On October 25, 2025 I had blogged about An intriguing book by Ross Gay with 14 essays about inciting joy. Before that, in 2019, he had published another little 274-page book with 102 essays titled The Book of Delights. There is a preview through page 24 at Google Books. His preface says:
“One day last July, feeling delighted and compelled to both wonder about and share that delight, I decided that it might feel nice, even useful, to write a daily essay about something delightful. I remember laughing to myself how obvious it was. I could call it something like The Book of Delights.
I came up with a handful of rules: write a delight every day for a year; begin and end on my birthday, August 1; draft them quickly; and write them by hand. The rules mad it a discipline for me. A practice. Spend time thinking and writing about delight every day.
Because I was writing these essayettes pretty much daily (confession: I skipped some days), patterns and themes and concerns show up. For instance, I traveled quite a bit this year. I often write in cafes. My mother is often on my mind. Racism is often on my mind. Politics. Pop music. Books. Dreams. Public space. My garden is often on my mind.

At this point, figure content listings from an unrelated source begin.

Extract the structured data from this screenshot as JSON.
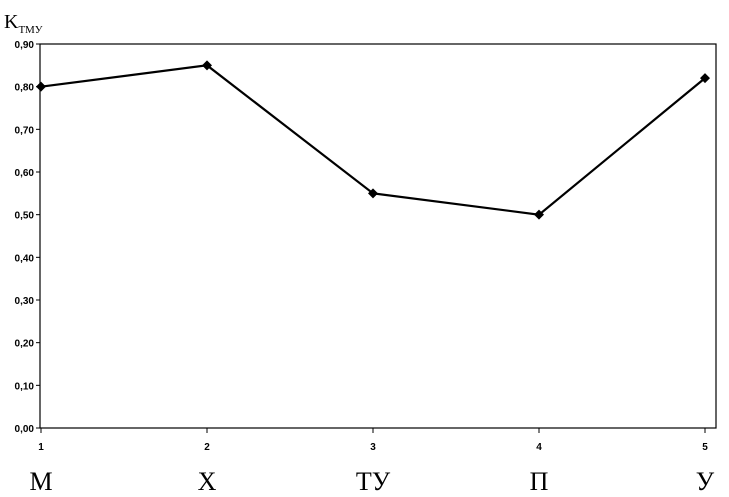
{
  "chart_data": {
    "type": "line",
    "ylabel": {
      "main": "K",
      "sub": "ТМУ"
    },
    "x": [
      1,
      2,
      3,
      4,
      5
    ],
    "categories": [
      "М",
      "Х",
      "ТУ",
      "П",
      "У"
    ],
    "values": [
      0.8,
      0.85,
      0.55,
      0.5,
      0.82
    ],
    "ylim": [
      0,
      0.9
    ],
    "xlim": [
      1,
      5
    ],
    "yticks": [
      "0,00",
      "0,10",
      "0,20",
      "0,30",
      "0,40",
      "0,50",
      "0,60",
      "0,70",
      "0,80",
      "0,90"
    ],
    "xticks": [
      "1",
      "2",
      "3",
      "4",
      "5"
    ],
    "grid": false,
    "legend": "none"
  }
}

It didn’t take me long to learn that the discipline or practice of writing these essays occasioned a kind of delight radar. Or maybe it was more like the development of a delight muscle. Something that implies that the more you study delight, the more delight there is to study. A month or two into this project delights were calling to me: Write about me! Write about me! Because it is rude not to acknowledge your delights. I’d tell them that though they might not become essayettes, they were still important, and I was grateful to them. Which is to say, I felt my life to be more full of delight. Not without sorrow or fear or pain or loss. But more full of delight. I also learned this year that my delight grows – much like love and joy – when I share it.”
There is an article by Christina Cala at npr codeswitch on August 19, 2021 titled How Ross Gay Finds Joy in the Smallest of ‘Delights’. And there also is a four-minute YouTube video at AlgonquinBooksTV on November 6, 2018 titled The Book of Delights by Ross Gay where he reads from #80 Tomato on Board and #96 The Marfa Lights.
The very brief Essay #56 on page 154 is titled My Life, My Life, My Life, My Life in the Sunshine. It is about the 1976 Roy Ayers song Everybody Loves the Sunshine, which you can listen to here (and find the lyrics). Ross says:
“Which delight landed in my lap from the open window of a passing car, and is simply (although the plaintive synth chords and watery triplets betray somewhat the simplicity) an argument for the sunshine, which, true, maybe I am the choir, but I like the argument for its simplicity, which is that everybody loves it , and everybody loves it, and folks get brown in it, and folks get down in it, and most convincingly to me, and that which elevates it to the metaphysical, even the holy: just bees and things and flowers.”
The 1974 mural by Dieter M. Weidenbach came from here at Wikimedia Commons.